As part of the collective efforts to adapt to the impacts of climate change in the National Capital Region, the National Capital Commission (NCC) and the City of Ottawa commissioned a new climate projections report to assist in planning resilience initiatives.
The report shows that the region will become warmer and wetter in the coming decades – and that actions to mitigate emissions and adapt will determine the impact of these changes.
The report details how the region’s weather will change in the coming decades, including detailed analysis of future climate conditions with respect to temperature, precipitation, wind and extreme weather events. These projections are expected to help understand the impact of climate change on communities, infrastructure, the economy and the natural environment. Having consistent regional climate information helps develop resilience and adaptation initiatives, and reduce future impacts.
“The City of Ottawa is committed to taking action to address climate change,” said Jim Watson, Mayor of Ottawa. “Our aim is to reduce climate risks and impacts, and to make sure that our city is prepared to adapt to changing climate conditions. We will use the projections to create a proactive strategy and take action to prepare for future changes.”
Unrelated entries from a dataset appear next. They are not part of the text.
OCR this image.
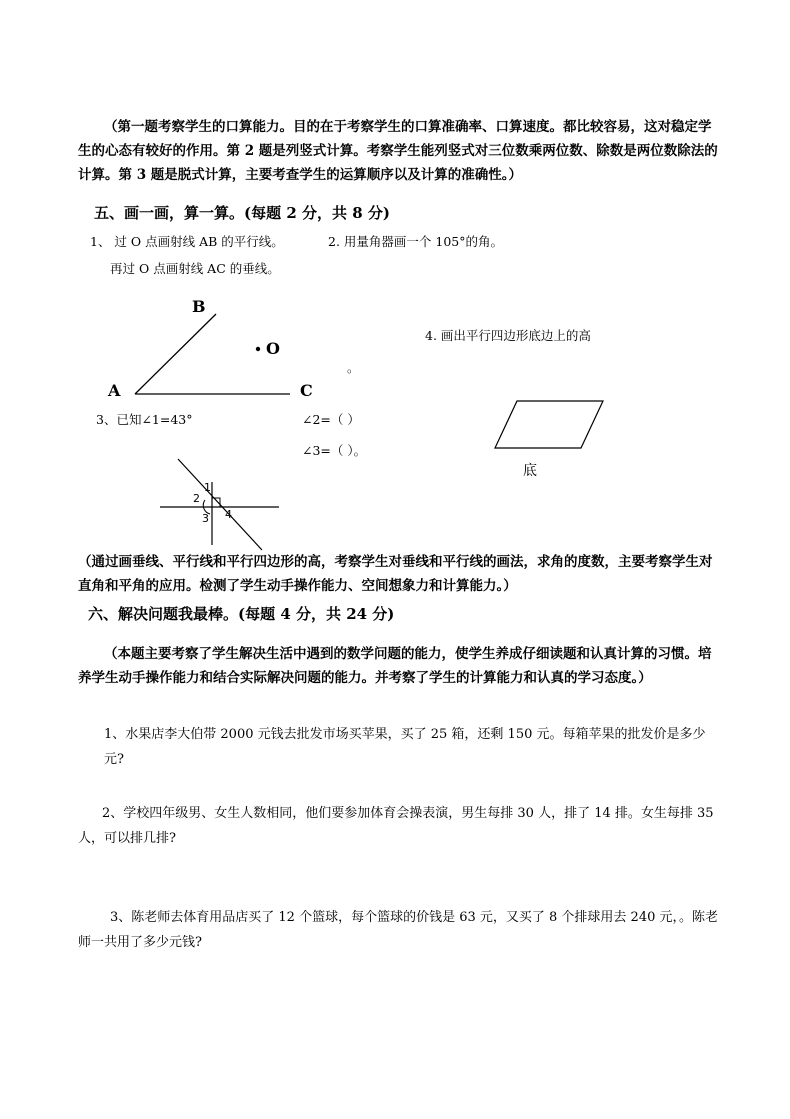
（第一题考察学生的口算能力。目的在于考察学生的口算准确率、口算速度。都比较容易，这对稳定学生的心态有较好的作用。第 2 题是列竖式计算。考察学生能列竖式对三位数乘两位数、除数是两位数除法的计算。第 3 题是脱式计算，主要考查学生的运算顺序以及计算的准确性。）
五、画一画，算一算。(每题 2 分，共 8 分)
1、 过 O 点画射线 AB 的平行线。	2. 用量角器画一个 105°的角。
再过 O 点画射线 AC 的垂线。
B
O
A	C
4. 画出平行四边形底边上的高
。
3、已知∠1=43°	∠2=（ ）
∠3=（ ）。
底
1
2
3 4
（通过画垂线、平行线和平行四边形的高，考察学生对垂线和平行线的画法，求角的度数，主要考察学生对直角和平角的应用。检测了学生动手操作能力、空间想象力和计算能力。）
六、解决问题我最棒。(每题 4 分，共 24 分)
（本题主要考察了学生解决生活中遇到的数学问题的能力，使学生养成仔细读题和认真计算的习惯。培养学生动手操作能力和结合实际解决问题的能力。并考察了学生的计算能力和认真的学习态度。）
1、水果店李大伯带 2000 元钱去批发市场买苹果，买了 25 箱，还剩 150 元。每箱苹果的批发价是多少元?
2、学校四年级男、女生人数相同，他们要参加体育会操表演，男生每排 30 人，排了 14 排。女生每排 35 人，可以排几排?
3、陈老师去体育用品店买了 12 个篮球，每个篮球的价钱是 63 元，又买了 8 个排球用去 240 元，。陈老师一共用了多少元钱?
The City of Ottawa has declared a climate emergency and committed to take action to protect the economy, ecosystems and community. One of the city’s priorities is to develop a climate resiliency strategy to make sure that Ottawa is prepared to adapt to changing climate conditions. This study is the first milestone for this project.
In 2018, the NCC’s Board of Directors approved its five-year Sustainable Development Strategy, providing a focused and innovative agenda for environmental leadership, and serving as an overarching element to be included in all the NCC’s plans, strategies, policies and operations. This climate projections project is a deliverable under the strategy’s climate change adaptation initiative.
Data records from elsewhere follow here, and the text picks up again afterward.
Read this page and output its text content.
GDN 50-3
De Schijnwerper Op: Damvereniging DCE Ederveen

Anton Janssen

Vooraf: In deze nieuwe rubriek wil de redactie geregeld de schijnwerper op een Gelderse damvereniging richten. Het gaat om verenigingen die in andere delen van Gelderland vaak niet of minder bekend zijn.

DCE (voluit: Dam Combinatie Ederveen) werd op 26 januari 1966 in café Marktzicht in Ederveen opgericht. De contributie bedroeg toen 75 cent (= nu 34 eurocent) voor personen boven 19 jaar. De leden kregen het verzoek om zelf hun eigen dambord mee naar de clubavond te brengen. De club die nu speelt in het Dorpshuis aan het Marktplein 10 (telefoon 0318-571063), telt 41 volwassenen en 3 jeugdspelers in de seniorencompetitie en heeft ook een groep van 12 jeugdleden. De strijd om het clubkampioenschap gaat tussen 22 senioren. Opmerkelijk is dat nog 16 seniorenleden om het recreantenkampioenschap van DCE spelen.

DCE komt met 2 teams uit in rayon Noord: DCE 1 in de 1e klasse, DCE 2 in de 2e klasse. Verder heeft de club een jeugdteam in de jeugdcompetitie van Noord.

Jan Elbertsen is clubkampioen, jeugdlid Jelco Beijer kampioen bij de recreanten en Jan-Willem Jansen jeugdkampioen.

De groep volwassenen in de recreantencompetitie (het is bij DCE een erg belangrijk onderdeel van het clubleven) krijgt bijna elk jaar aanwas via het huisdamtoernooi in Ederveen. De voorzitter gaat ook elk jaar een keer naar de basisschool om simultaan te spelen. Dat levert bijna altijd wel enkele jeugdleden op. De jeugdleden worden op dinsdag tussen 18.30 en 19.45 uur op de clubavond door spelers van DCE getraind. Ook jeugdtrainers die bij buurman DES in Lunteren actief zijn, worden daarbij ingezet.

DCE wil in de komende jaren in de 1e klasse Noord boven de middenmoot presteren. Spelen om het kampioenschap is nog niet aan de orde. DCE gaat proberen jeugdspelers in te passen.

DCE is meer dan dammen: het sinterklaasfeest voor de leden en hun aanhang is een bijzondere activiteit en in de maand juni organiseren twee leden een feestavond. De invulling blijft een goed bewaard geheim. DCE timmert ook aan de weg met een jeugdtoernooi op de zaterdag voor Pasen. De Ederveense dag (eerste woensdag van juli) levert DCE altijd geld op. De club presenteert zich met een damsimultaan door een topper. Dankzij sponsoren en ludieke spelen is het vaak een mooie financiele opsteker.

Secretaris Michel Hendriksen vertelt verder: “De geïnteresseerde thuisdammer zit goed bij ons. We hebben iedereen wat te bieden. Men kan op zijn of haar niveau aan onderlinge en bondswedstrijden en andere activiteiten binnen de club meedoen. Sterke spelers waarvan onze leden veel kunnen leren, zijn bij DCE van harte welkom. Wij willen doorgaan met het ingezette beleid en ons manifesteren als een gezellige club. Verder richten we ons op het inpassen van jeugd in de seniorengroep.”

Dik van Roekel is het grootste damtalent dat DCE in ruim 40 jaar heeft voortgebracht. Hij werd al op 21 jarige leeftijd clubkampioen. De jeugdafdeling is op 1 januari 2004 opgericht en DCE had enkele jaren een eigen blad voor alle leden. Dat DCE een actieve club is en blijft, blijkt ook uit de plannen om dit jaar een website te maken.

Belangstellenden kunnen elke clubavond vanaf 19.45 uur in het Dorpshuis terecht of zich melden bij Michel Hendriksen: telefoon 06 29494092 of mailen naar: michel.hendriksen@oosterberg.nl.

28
“The NCC is focused on creating a greener and more sustainable National Capital Region by addressing climate change, building resilient infrastructure, protecting natural capital, promoting sustainable agriculture and transportation, and connecting Canadians with nature,” said Tobi Nussbaum, chief executive officer of NCC. “These climate projections put into sharp relief the importance of accelerating our efforts to reduce greenhouse gas emissions.’’
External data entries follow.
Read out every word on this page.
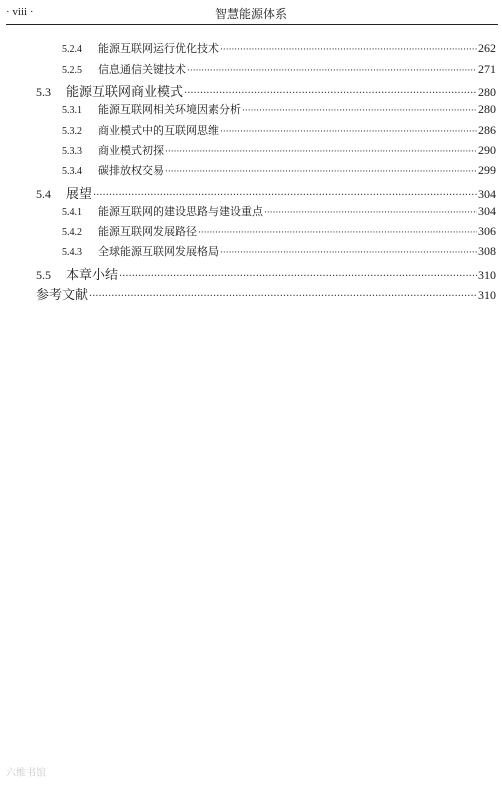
· viii ·	智慧能源体系
5.2.4	能源互联网运行优化技术 ·····	262
5.2.5	信息通信关键技术 ·····	271
5.3	能源互联网商业模式 ·····	280
5.3.1	能源互联网相关环境因素分析 ·····	280
5.3.2	商业模式中的互联网思维 ·····	286
5.3.3	商业模式初探 ·····	290
5.3.4	碳排放权交易 ·····	299
5.4	展望 ·····	304
5.4.1	能源互联网的建设思路与建设重点 ·····	304
5.4.2	能源互联网发展路径 ·····	306
5.4.3	全球能源互联网发展格局 ·····	308
5.5	本章小结 ·····	310
参考文献 ·····	310
六维书馆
The projections will be used to identify risks both from gradual changes in temperature and precipitation and from extreme events (such as heat waves, flooding and storms).
The NCC and the City of Ottawa relied on data and advice from Environment and Climate Change Canada’s Canadian Centre for Climate Services. CBCL Limited was hired as the consultant to develop the climate change projection models and prepare the report.
Key findings include the following:
- The National Capital Region will become warmer in all seasons, and wetter during fall, winter and spring.
- The calendar of the seasons will shift, with later fall and earlier spring.
- Extreme heat events will become more common.
- Winters are expected to become shorter, with fewer snowfalls.
- Precipitation will increase in volume and intensity.